The first thing we need to talk about is the fact that I am without a shred of doubt the biggest wuss in Manchester. So as long as we are on the same page you can understand just how jumpy I am.
The main character, Professor Goodman addresses the audience in a lecture without warning, beginning the play with ‘why did you come to see this play?’. It is with that opening bang that I am immediately sweating, have my hood up and am hiding behind my hands and asking myself the same question.
The answer for me is a drunken meeting with friends, who are not scared of anything and regularly do Zombie Runs for fun. It’s not the first time they’ve dragged me to a terrifying night of thrills, including a Zombie Apocolypse in Wigan where I actually cried.

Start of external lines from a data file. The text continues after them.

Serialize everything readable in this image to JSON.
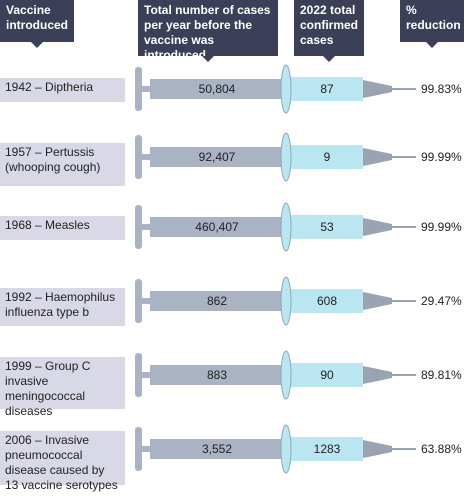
{
  "headers": {
    "vaccine": "Vaccine introduced",
    "before": "Total number of cases per year before the vaccine was introduced",
    "confirmed": "2022 total confirmed cases",
    "reduction": "% reduction"
  },
  "colors": {
    "header_bg": "#3b3f57",
    "label_bg": "#d8d8e6",
    "barrel": "#a9b3c3",
    "liquid": "#b9e6f0",
    "needle": "#9aa3b2"
  },
  "chart_data": {
    "type": "table",
    "columns": [
      "Vaccine introduced",
      "Total number of cases per year before the vaccine was introduced",
      "2022 total confirmed cases",
      "% reduction"
    ],
    "rows": [
      {
        "vaccine": "1942 – Diptheria",
        "before": "50,804",
        "confirmed": "87",
        "reduction": "99.83%"
      },
      {
        "vaccine": "1957 – Pertussis (whooping cough)",
        "before": "92,407",
        "confirmed": "9",
        "reduction": "99.99%"
      },
      {
        "vaccine": "1968 – Measles",
        "before": "460,407",
        "confirmed": "53",
        "reduction": "99.99%"
      },
      {
        "vaccine": "1992 – Haemophilus influenza type b",
        "before": "862",
        "confirmed": "608",
        "reduction": "29.47%"
      },
      {
        "vaccine": "1999 – Group C invasive meningococcal diseases",
        "before": "883",
        "confirmed": "90",
        "reduction": "89.81%"
      },
      {
        "vaccine": "2006 – Invasive pneumococcal disease caused by 13 vaccine serotypes",
        "before": "3,552",
        "confirmed": "1283",
        "reduction": "63.88%"
      }
    ]
  }
}
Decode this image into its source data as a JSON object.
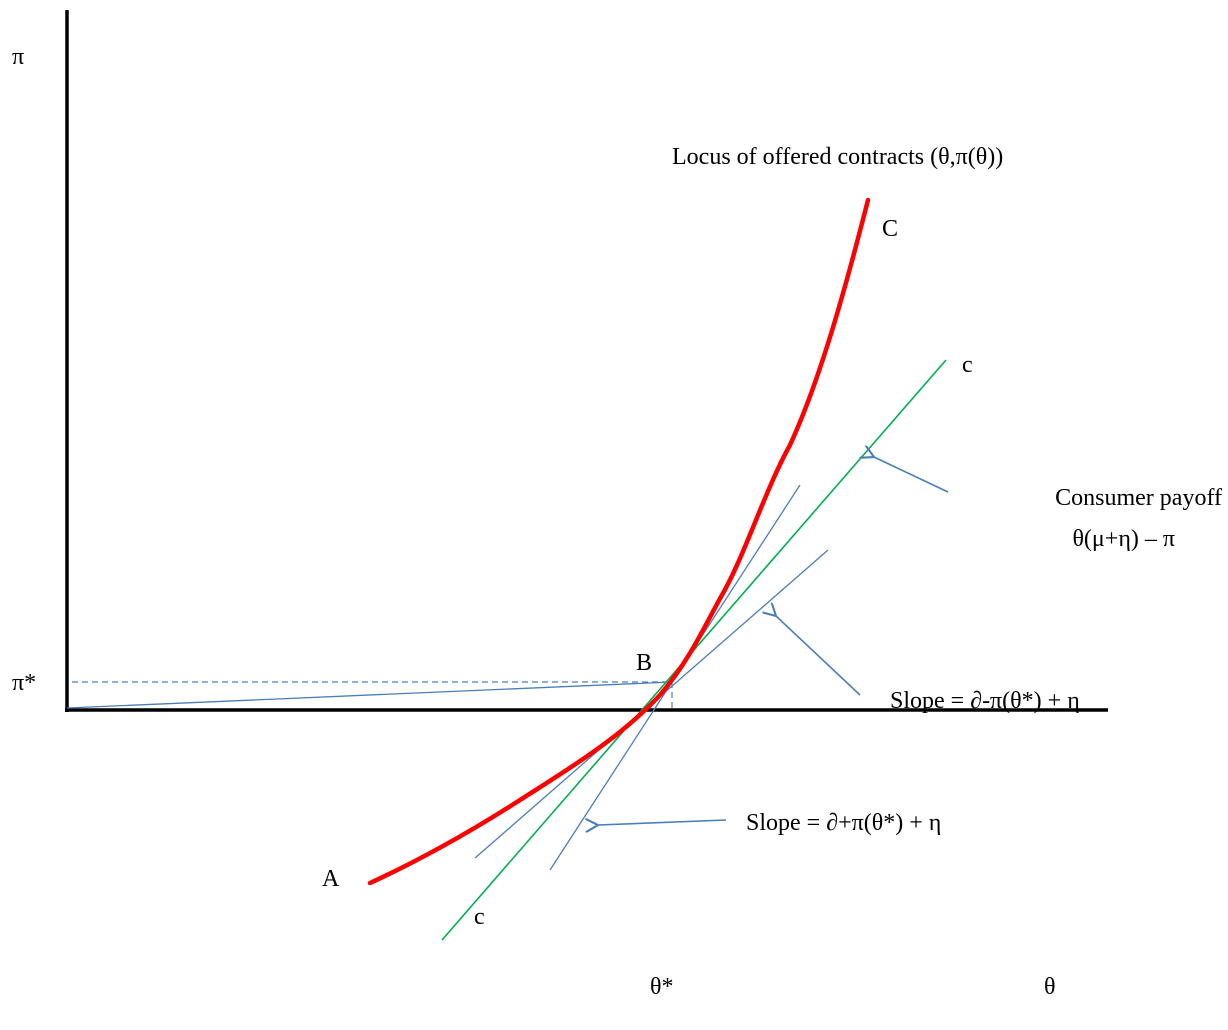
{
  "labels": {
    "y_axis": "π",
    "x_axis": "θ",
    "pi_star": "π*",
    "theta_star": "θ*",
    "point_a": "A",
    "point_b": "B",
    "point_c": "C",
    "c_upper": "c",
    "c_lower": "c",
    "locus": "Locus of offered contracts (θ,π(θ))",
    "consumer_payoff_line1": "Consumer payoff",
    "consumer_payoff_line2": "θ(μ+η) – π",
    "slope_minus": "Slope = ∂-π(θ*) + η",
    "slope_plus": "Slope = ∂+π(θ*) + η"
  },
  "colors": {
    "axis": "#000000",
    "locus_curve": "#ff0000",
    "indifference_line": "#00b050",
    "tangent_lines": "#4a7ebb",
    "guide_lines": "#4a7ebb",
    "arrows": "#4a7ebb"
  }
}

I have to say with hindsight, this play actually isn’t as scary as it felt at the time (told you I’m a wuss) and in actual fact, you could probably laugh at any of the jumps you have following some creepy goings-on. However, the anticipation built, as you wait for the next scare simply made me sh*t scared in the moment.
In fact, I jumped that much during the second ghost story I actually poured my wine all over myself. And spilling wine is scary enough.
So perhaps if you have a nervous disposition, tread carefully when booking these tickets and picking your seats.
As requested, I’ll do my best to Keep The Secrets of Ghost Stories so you can experience it for yourself in all its goosebump-inducing glory.
Ghost Stories follows three different tales of paranormal activity which all begin with Professor Goodman quietly building suspense leaving you on the edge of your seat wondering how the tales will unfold.
You feel relaxed by Professor Goodman, played by Joshua Higgott, you almost feel welcomed, you’re laughing and you feel yourself building a rapport with the professor as if you were in a real lecture.
As the stories unfold, and Professor Goodman’s character develops, that relationship slowly deteriorates as you become wary of who he is.
The stories include a widowed husband, an un-licensed young driver and a businessman who reminded me A LOT of Bob Mortimor’s ‘Train Guy’ character, which as we all know is hilarious so expect laughs for that one.
The real star of the show is the sound design and timing, both crucial in the impact of the stories, from being able to hear a pin drop to wishing you couldn’t hear at all.
The play really is brilliant, it’s decade long run is enough to tell you that you should probably give it a go. The only issue I have is the very large absence of female actors.
The second issue I have is probably the biggest issue with the play, ghosts aren’t real… right?
Ghost Stories has now moved to York until 14th March and then Sheffield from Tuesday 21st to 25th April.